Welcome to Freeze Frame, our look back at moments from this week in automotive history.
2 August 1964 – Honda RA271 makes Formula One debut in Germany
“I do not think anyone in the Honda concern really expected their car to shatter the racing world on its first appearance,” wrote Motor Sport’s Denis Jenkinson after the German Grand Prix in 1964. “But such is the publicity accrued from motorcycle racing successes, that the Grand Prix car was preceded by almost fanatical expectations which seemed to emanate from Europe rather than Japan!”
The reality, as the magazine’s reporter noted in his reflections on the race, was that the fearsome Nürburgring event was something of a learning exercise for the Japanese outfit, much as early forays into motorcycle racing at the Isle of Man Tourist Trophy had been.
Honda had entered five motorcycles in the 1959 TT – raising plenty of eyebrows, but no silverware – and wouldn’t taste victory in Grand Prix motorcycle racing until 1961 courtesy of Mike Hailwood. Honda wouldn’t win the TT until two years after the firm’s Formula One debut.
It was unrealistic then to expect Honda to sweep all asunder at one of the world’s most difficult Grands Prix. The team had attended Zandvoort a few weeks before, purely for testing purposes, but Germany would be the first racing outing for its first Formula One car, the RA271.
Viewed through a 2021 lens the RA271 is a beautiful and remarkable machine. Fitting into Formula One’s 1.5-litre rules from the period, Honda engineered an exquisite 1495cc 60-degree V12 and mounted it transversely. A spider’s web of exhaust manifolds emerged from the top of the chassis, and twelve intake trumpets for the motorcycle-derived carburettors sat inches from the driver’s head.

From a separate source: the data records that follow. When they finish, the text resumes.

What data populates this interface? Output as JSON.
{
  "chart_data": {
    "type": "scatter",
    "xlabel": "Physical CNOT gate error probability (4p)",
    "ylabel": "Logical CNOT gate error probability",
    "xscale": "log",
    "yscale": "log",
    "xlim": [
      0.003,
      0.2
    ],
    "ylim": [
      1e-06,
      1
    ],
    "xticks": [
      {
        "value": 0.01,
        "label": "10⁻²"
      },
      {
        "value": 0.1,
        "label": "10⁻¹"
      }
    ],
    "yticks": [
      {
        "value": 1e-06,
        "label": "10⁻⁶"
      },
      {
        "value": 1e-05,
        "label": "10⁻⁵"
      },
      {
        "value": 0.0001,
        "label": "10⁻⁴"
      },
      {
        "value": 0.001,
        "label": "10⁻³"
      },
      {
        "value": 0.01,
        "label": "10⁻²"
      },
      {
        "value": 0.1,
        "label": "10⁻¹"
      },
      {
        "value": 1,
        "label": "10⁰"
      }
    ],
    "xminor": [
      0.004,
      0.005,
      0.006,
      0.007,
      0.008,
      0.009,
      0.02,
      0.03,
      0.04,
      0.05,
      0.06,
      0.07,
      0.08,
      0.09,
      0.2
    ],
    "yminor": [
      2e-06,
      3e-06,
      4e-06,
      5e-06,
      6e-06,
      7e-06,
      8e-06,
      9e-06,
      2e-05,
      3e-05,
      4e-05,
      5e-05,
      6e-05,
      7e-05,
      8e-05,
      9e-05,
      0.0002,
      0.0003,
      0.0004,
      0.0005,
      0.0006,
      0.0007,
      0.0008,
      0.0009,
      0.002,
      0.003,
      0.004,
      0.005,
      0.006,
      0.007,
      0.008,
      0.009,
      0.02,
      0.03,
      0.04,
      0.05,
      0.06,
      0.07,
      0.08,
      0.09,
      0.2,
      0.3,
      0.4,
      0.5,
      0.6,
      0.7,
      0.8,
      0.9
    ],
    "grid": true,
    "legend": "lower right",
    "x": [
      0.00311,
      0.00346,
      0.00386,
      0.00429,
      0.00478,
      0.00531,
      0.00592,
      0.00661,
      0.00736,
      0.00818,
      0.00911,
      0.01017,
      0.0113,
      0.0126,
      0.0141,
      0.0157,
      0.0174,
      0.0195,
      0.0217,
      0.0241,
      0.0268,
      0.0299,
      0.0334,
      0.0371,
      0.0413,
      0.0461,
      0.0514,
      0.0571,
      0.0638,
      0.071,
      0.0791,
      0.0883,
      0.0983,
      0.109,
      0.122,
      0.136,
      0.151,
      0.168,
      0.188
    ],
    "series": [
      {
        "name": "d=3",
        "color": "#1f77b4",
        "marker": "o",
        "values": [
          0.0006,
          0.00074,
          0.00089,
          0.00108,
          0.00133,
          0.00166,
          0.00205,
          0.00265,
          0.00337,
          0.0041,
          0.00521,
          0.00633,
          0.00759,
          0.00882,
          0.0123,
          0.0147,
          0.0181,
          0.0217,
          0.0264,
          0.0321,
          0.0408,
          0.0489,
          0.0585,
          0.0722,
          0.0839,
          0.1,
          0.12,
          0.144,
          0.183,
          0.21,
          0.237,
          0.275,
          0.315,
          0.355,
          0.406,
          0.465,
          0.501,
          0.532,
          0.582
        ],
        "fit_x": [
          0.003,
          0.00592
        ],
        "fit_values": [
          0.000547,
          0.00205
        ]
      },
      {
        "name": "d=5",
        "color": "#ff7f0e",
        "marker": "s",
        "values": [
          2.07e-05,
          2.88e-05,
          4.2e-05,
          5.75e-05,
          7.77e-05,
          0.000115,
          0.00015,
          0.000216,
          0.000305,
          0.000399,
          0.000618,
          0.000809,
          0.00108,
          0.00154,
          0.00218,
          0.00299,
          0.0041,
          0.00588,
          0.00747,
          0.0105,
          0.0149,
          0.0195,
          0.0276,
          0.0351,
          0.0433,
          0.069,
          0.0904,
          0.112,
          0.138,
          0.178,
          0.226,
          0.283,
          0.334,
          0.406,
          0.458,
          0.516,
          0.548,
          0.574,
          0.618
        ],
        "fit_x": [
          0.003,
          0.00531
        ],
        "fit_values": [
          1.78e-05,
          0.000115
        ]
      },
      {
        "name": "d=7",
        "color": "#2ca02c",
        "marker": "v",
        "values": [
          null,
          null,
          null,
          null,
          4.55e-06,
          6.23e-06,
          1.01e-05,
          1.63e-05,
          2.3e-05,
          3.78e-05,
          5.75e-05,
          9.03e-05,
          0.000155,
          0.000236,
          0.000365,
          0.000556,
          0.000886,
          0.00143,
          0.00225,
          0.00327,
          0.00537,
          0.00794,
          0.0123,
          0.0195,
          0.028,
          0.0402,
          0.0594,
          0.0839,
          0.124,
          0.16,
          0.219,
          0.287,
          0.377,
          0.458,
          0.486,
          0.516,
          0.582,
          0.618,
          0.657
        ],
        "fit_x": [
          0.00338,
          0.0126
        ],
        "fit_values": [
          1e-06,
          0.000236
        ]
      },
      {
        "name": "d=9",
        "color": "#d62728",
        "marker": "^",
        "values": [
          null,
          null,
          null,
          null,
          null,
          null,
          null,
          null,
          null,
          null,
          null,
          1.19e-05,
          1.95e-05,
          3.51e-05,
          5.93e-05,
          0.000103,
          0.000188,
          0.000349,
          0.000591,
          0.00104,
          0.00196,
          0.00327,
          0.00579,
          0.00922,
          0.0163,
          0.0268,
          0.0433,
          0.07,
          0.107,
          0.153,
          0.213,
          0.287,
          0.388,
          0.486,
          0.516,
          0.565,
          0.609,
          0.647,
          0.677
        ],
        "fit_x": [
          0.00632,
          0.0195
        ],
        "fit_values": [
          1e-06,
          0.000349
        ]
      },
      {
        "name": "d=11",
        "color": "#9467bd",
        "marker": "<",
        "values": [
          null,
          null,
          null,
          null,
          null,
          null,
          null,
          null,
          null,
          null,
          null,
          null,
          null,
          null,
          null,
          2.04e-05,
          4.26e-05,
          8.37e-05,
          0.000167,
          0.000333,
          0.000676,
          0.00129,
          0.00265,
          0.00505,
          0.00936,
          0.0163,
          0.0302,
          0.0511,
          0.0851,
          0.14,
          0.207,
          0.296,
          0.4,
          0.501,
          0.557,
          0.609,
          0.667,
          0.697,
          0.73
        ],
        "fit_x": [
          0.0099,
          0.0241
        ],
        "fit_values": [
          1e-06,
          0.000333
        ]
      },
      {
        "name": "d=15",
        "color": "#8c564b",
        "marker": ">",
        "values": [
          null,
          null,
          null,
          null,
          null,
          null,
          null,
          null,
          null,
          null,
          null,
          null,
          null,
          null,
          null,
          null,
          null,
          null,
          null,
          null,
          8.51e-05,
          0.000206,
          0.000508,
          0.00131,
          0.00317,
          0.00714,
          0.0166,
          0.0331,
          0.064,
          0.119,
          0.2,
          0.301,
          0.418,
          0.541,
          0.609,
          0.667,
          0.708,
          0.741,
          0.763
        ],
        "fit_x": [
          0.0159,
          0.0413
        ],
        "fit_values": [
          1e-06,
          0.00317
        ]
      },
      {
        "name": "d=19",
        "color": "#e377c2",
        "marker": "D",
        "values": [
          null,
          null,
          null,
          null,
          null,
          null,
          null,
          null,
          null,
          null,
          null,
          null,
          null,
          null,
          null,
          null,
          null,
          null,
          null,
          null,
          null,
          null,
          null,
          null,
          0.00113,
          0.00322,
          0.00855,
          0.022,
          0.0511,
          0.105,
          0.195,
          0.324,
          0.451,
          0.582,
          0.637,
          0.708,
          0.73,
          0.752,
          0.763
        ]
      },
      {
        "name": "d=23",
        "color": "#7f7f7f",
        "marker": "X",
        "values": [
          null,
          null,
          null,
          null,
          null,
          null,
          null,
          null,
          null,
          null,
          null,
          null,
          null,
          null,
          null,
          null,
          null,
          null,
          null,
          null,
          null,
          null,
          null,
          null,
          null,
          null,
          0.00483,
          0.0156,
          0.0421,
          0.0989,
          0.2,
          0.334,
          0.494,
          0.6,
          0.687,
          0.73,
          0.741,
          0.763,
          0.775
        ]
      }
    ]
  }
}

Honda’s early motorcycling exploits had concentrated on power, and that was the reasoning behind the RA271’s V12 too – estimated to produce somewhere north of 200bhp at roughly 12,500rpm… when it was working.
Jenkinson suggested though that the car was “not a pretty car, nor is it sleek and smooth, or even beautifully engineered.” In many respects Honda seemed to have brute-forced the car to fit their idea of the ideal Grand Prix racer, with a Lotus-style aluminium monocoque chassis at the front but with an engine mounted to a stressed bulkhead and a steel spaceframe aft of that. At 525kg, the result was a car 75kg heavier than the formula’s minimum weight limit.
In contrast its double-wishbone suspension front and rear was considered fairly conventional, though a pushrod system did allow Honda to mount the coilover spring and damper setup inside the bodywork at both ends.
At the race itself, Honda spent much of the qualifying morning diagnosing overheating problems, then suffering a misfire, and struggling to get anywhere close to its anticipated 13,000rpm engine speeds. It failed to complete the required laps, but an afternoon session – with the tiny V12 now howling as it should – allowed Honda some extra practice.
The car made no great impact in the race, though ran well initially, American driver Ronnie Bucknum overtaking several cars from his back-of-the-grid starting place. It was all over on lap 11 of 15 however, Bucknum spinning off before the Karussel and retiring with damage, though thankfully none to himself.
Honda would return again two races later, in Italy, much more on the pace, Bucknum securing 10th place in qualifying but once again retiring (this time with brake issues) in the race. The following United States Grand Prix went little better.
But Honda would not have to wait much longer to taste success. In 1965 it introduced the RA272, successor to the RA271, and after struggling early in the season, Richie Ginther took Honda to its first Grand Prix victory at the very last race of the season in Mexico. The company’s Formula One story might have peaked in the late 1980s, but it was the RA271 and RA272 two decades earlier that set the stage.